Chi decide cosa

L’arte, qualche volta, ha capacità divinatorie. A Giorgio Gaber capitò ripetutamente di sapere guardare avanti. Chi lo ama lo sa. Epperò ci sono cose che stupiscono. Un monologo del 1998, intitolato “La democrazia”, nella raccolta “Un’idiozia conquistata a fatica”, recitava: “Il referendum, per esempio, è una pratica di democrazia diretta (…). Solo che se mia nonna deve decidere sulla variante di valico Barberino-Roncobilaccio ha effettivamente qualche difficoltà. Anche perché è di Venezia. Per fortuna deve solo dire sì se vuole dire no e no se vuole dire sì. In ogni caso ha il 50% delle probabilità di azzeccarla”.

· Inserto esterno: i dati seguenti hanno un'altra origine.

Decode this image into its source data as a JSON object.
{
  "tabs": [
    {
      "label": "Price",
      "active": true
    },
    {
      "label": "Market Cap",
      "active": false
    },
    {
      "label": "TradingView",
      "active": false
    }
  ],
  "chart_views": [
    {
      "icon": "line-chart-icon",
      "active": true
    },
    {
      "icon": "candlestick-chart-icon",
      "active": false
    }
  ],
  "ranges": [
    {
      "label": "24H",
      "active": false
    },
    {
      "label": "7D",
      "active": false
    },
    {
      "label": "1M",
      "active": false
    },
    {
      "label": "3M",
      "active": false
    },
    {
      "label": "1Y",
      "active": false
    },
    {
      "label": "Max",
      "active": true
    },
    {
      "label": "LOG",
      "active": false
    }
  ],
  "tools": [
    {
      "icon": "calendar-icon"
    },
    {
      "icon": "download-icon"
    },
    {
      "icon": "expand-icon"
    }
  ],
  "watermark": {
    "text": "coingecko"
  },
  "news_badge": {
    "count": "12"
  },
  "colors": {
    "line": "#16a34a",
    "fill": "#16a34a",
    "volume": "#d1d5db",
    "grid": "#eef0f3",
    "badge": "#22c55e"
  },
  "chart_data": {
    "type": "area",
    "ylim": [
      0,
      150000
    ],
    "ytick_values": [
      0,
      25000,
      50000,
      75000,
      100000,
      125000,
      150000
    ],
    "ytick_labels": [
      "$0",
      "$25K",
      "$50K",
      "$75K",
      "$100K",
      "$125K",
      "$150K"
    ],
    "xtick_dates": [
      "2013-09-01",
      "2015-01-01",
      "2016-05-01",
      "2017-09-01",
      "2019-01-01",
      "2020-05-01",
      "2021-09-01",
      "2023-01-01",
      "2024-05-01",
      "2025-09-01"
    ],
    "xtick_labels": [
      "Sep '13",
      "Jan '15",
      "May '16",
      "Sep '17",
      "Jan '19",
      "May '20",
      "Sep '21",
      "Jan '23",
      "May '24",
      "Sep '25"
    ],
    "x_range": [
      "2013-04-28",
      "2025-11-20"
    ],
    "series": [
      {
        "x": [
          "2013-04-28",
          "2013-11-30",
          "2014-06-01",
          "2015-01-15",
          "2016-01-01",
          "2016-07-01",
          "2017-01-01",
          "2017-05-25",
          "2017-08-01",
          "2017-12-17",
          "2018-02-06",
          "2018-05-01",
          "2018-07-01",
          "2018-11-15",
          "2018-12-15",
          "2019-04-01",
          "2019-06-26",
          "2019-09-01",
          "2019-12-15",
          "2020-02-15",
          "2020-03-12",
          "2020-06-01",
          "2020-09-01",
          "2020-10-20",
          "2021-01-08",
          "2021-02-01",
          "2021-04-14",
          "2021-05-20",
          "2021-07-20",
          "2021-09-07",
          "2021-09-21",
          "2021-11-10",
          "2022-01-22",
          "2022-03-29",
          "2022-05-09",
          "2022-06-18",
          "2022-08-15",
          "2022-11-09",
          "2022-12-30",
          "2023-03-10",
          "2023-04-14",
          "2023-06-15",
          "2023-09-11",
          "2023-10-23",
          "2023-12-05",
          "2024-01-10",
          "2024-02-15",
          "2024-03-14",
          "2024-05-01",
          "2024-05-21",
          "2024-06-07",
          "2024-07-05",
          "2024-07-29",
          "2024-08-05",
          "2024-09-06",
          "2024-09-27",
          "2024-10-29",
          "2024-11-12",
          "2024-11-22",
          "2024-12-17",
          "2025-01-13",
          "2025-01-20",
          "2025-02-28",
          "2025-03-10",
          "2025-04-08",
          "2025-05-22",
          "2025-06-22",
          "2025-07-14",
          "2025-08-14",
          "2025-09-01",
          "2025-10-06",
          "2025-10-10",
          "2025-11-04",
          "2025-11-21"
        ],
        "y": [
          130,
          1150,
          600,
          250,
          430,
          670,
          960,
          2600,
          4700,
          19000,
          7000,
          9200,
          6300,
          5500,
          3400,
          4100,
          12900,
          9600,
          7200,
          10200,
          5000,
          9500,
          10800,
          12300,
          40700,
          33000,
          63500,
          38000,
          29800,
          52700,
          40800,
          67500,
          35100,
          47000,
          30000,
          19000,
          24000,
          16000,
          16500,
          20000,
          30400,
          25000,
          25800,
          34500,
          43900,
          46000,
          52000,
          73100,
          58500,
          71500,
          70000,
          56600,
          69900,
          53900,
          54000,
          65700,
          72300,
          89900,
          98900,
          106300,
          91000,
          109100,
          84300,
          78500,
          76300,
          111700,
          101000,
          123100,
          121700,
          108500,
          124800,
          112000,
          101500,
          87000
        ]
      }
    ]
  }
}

Venti anni dopo qualcuno parla di referendum per risolvere la questione del Trasporto ad alta velocità. Fare o non fare il traforo? Completare o meno? Non entro nel merito, qui m’interessa la forma democratica. Cosa c’è di più democratico che far decidere il popolo? Già, ma quale? Votano solo quelli della Valle? Votano i piemontesi? Votano gli italiani tutti, visto che l’opera è interesse collettivo? Cambia, e molto, a seconda di quale corpo elettorale si sceglie. Posto che neanche si sa come si potrebbe scegliere.

Poi c’è il dilemma della nonna: come faccio a dare una risposta avveduta su una questione che non conosco, se non, nel migliore dei casi, per sentito dire? La democrazia delegata non è una democrazia minore, ma un sistema nel quale delego altri, in cui ripongo un qualche affidamento, a studiare la faccenda al mio posto. Li pago anche. Quando una decisione sarà presa i contrari potranno protestare, ma il metodo sarà stato comunque democratico. E se una decisione non si riesce a prendere? In quel caso devo prendere atto che ho delegato soggetti inabili a decidere o a gestire la pratica che ancora evita ci si scanni per strada: quella del compromesso.